If you're using the TensorFlow model, you'll need these files:

opencv_face_detector_uint8.pb: This file contains the weights for the actual layers. This file can be downloaded from https://github.com/opencv/opencv_3rdparty/raw/8033c2bc31b3256f0d461c919ecc01c2428ca03b/opencv_face_detector_uint8.pb and is included in the GitHub repository of the book.
opencv_face_detector.pbtxt: This file defines the model architecture. It can be downloaded from https://github.com/opencv/opencv_extra/blob/master/testdata/dnn/opencv_face_detector.pbtxt and is included in the GitHub repository of the book.

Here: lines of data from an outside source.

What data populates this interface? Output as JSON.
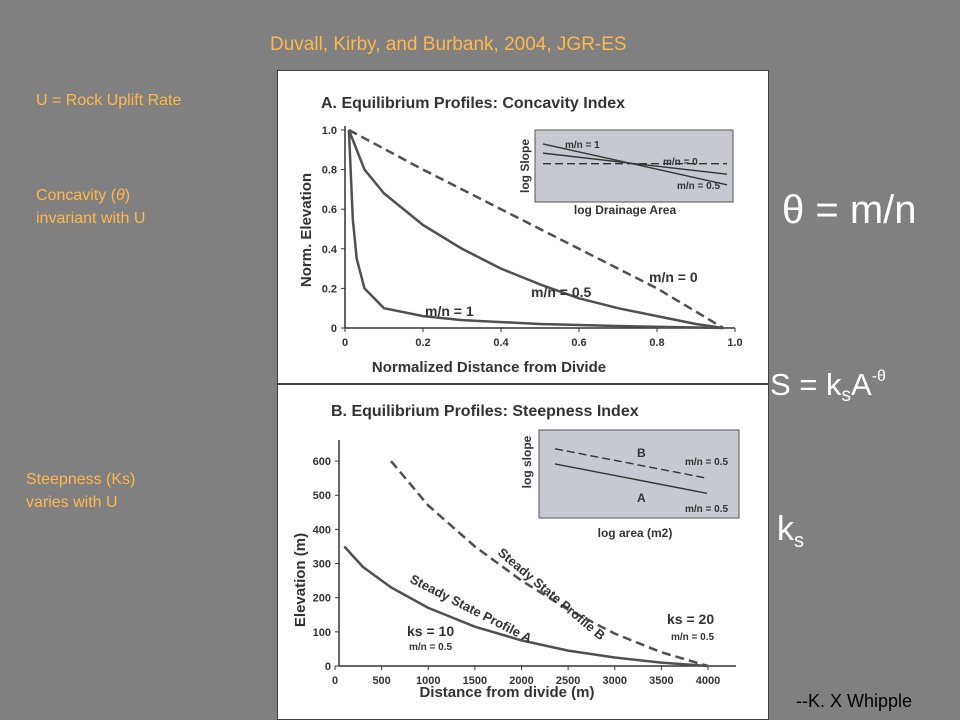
{
  "header": {
    "citation": "Duvall, Kirby, and Burbank, 2004, JGR-ES"
  },
  "left_notes": {
    "uplift": "U = Rock Uplift Rate",
    "concavity_line1_prefix": "Concavity (",
    "concavity_symbol": "θ",
    "concavity_line1_suffix": ")",
    "concavity_line2": "invariant with U",
    "steepness_line1": "Steepness  (Ks)",
    "steepness_line2": "varies with U"
  },
  "equations": {
    "theta_symbol": "θ",
    "theta_rest": " = m/n",
    "slope_main": "S = k",
    "slope_sub": "s",
    "slope_A": "A",
    "slope_exp": "-θ",
    "ks_main": "k",
    "ks_sub": "s"
  },
  "credit": "--K. X Whipple",
  "colors": {
    "background": "#808080",
    "annotation_text": "#ffb84d",
    "equation_text": "#ffffff",
    "panel_background": "#ffffff",
    "inset_background": "#c8c8d0",
    "curve": "#505050"
  },
  "chart_data": [
    {
      "type": "line",
      "title": "A. Equilibrium Profiles: Concavity Index",
      "xlabel": "Normalized Distance from Divide",
      "ylabel": "Norm. Elevation",
      "xlim": [
        0,
        1.0
      ],
      "ylim": [
        0,
        1.0
      ],
      "x_ticks": [
        "0",
        "0.2",
        "0.4",
        "0.6",
        "0.8",
        "1.0"
      ],
      "y_ticks": [
        "0",
        "0.2",
        "0.4",
        "0.6",
        "0.8",
        "1.0"
      ],
      "x_tick_values": [
        0,
        0.2,
        0.4,
        0.6,
        0.8,
        1.0
      ],
      "y_tick_values": [
        0,
        0.2,
        0.4,
        0.6,
        0.8,
        1.0
      ],
      "series": [
        {
          "name": "m/n = 0",
          "style": "dashed",
          "x": [
            0.01,
            0.2,
            0.4,
            0.6,
            0.8,
            0.97
          ],
          "y": [
            1.0,
            0.8,
            0.6,
            0.4,
            0.2,
            0.0
          ]
        },
        {
          "name": "m/n = 0.5",
          "style": "solid",
          "x": [
            0.01,
            0.05,
            0.1,
            0.2,
            0.3,
            0.4,
            0.5,
            0.6,
            0.7,
            0.8,
            0.9,
            0.97
          ],
          "y": [
            1.0,
            0.8,
            0.68,
            0.52,
            0.4,
            0.3,
            0.22,
            0.15,
            0.1,
            0.06,
            0.02,
            0.0
          ]
        },
        {
          "name": "m/n = 1",
          "style": "solid",
          "x": [
            0.01,
            0.02,
            0.03,
            0.05,
            0.1,
            0.2,
            0.3,
            0.5,
            0.7,
            0.97
          ],
          "y": [
            1.0,
            0.55,
            0.35,
            0.2,
            0.1,
            0.06,
            0.04,
            0.02,
            0.01,
            0.0
          ]
        }
      ],
      "inset": {
        "xlabel": "log Drainage Area",
        "ylabel": "log Slope",
        "lines": [
          {
            "name": "m/n = 1",
            "style": "solid",
            "x": [
              0,
              1
            ],
            "y": [
              0.82,
              0.2
            ]
          },
          {
            "name": "m/n = 0",
            "style": "dashed",
            "x": [
              0,
              1
            ],
            "y": [
              0.52,
              0.52
            ]
          },
          {
            "name": "m/n = 0.5",
            "style": "solid",
            "x": [
              0,
              1
            ],
            "y": [
              0.68,
              0.36
            ]
          }
        ]
      }
    },
    {
      "type": "line",
      "title": "B. Equilibrium Profiles: Steepness Index",
      "xlabel": "Distance from divide (m)",
      "ylabel": "Elevation (m)",
      "xlim": [
        0,
        4300
      ],
      "ylim": [
        0,
        650
      ],
      "x_ticks": [
        "0",
        "500",
        "1000",
        "1500",
        "2000",
        "2500",
        "3000",
        "3500",
        "4000"
      ],
      "y_ticks": [
        "0",
        "100",
        "200",
        "300",
        "400",
        "500",
        "600"
      ],
      "x_tick_values": [
        0,
        500,
        1000,
        1500,
        2000,
        2500,
        3000,
        3500,
        4000
      ],
      "y_tick_values": [
        0,
        100,
        200,
        300,
        400,
        500,
        600
      ],
      "series": [
        {
          "name": "Steady State Profile A",
          "style": "solid",
          "x": [
            100,
            300,
            600,
            1000,
            1500,
            2000,
            2500,
            3000,
            3500,
            4000
          ],
          "y": [
            350,
            290,
            230,
            170,
            115,
            75,
            45,
            25,
            10,
            0
          ]
        },
        {
          "name": "Steady State Profile B",
          "style": "dashed",
          "x": [
            600,
            1000,
            1500,
            2000,
            2500,
            3000,
            3500,
            4000
          ],
          "y": [
            600,
            470,
            350,
            250,
            165,
            95,
            40,
            0
          ]
        }
      ],
      "annotations": {
        "label_A": "Steady State Profile  A",
        "label_B": "Steady State Profile  B",
        "ks_A": "ks = 10",
        "ks_A_mn": "m/n = 0.5",
        "ks_B": "ks = 20",
        "ks_B_mn": "m/n = 0.5"
      },
      "inset": {
        "xlabel": "log area (m2)",
        "ylabel": "log slope",
        "lines": [
          {
            "name": "B",
            "style": "dashed",
            "x": [
              0,
              1
            ],
            "y": [
              0.8,
              0.45
            ]
          },
          {
            "name": "A",
            "style": "solid",
            "x": [
              0,
              1
            ],
            "y": [
              0.62,
              0.27
            ]
          }
        ],
        "labels": {
          "B": "B",
          "A": "A",
          "mn_B": "m/n = 0.5",
          "mn_A": "m/n = 0.5"
        }
      }
    }
  ]
}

The face_detection_opencv_dnn.py script shows you how to detect faces by using face detection and pre-trained deep learning face detector models. The first step is to load the pre-trained model:

# Load pre-trained model:
net = cv2.dnn.readNetFromCaffe("deploy.prototxt", "res10_300x300_ssd_iter_140000_fp16.caffemodel")
# net = cv2.dnn.readNetFromTensorflow("opencv_face_detector_uint8.pb", "opencv_face_detector.pbtxt")

As you can see, in this example, the floating-point 16 version of the original Caffe implementation is loaded. To achieve the best accuracy, we must run the model on BGR images resized to 300 x 300 by applying mean subtraction of values of (104, 177, 123) for the blue, green, and red channels, respectively. This preprocessing is performed with the cv2.dnn.blobFromImage() OpenCV function:

blob = cv2.dnn.blobFromImage(image, 1.0, (300, 300), [104., 117., 123.], False, False)

In Chapter 12, Introduction to Deep Learning, we will look at this function in more depth.

The next step is to set the blob as an input to obtain the results, performing a forward pass for the whole network to compute the output:

# Set the blob as input and obtain the detections:
net.setInput(blob)
detections = net.forward()

The final step is to iterate over all the detections and draw the results, only considering detections if the corresponding confidence is greater than a fixed minimum threshold:

# Iterate over all detections:
for i in range(0, detections.shape[2]):
    # Get the confidence (probability) of the current detection:
    confidence = detections[0, 0, i, 2]

    # Only consider detections if confidence is greater than a fixed minimum confidence:
    if confidence > 0.7:
        # Increment the number of detected faces:
        detected_faces += 1
        # Get the coordinates of the current detection:
        box = detections[0, 0, i, 3:7] * np.array([w, h, w, h])
        (startX, startY, endX, endY) = box.astype("int")

        # Draw the detection and the confidence:
        text = "{:.3f}%".format(confidence * 100)
        y = startY - 10 if startY - 10 > 10 else startY + 10
        cv2.rectangle(image, (startX, startY), (endX, endY), (255, 0, 0), 3)
        cv2.putText(image, text, (startX, y), cv2.FONT_HERSHEY_SIMPLEX, 0.9, (0, 0, 255), 2)

The output of the face_detection_opencv_dnn.py script can be seen in the next screenshot:

As can be seen, the three faces are detected with high confidence.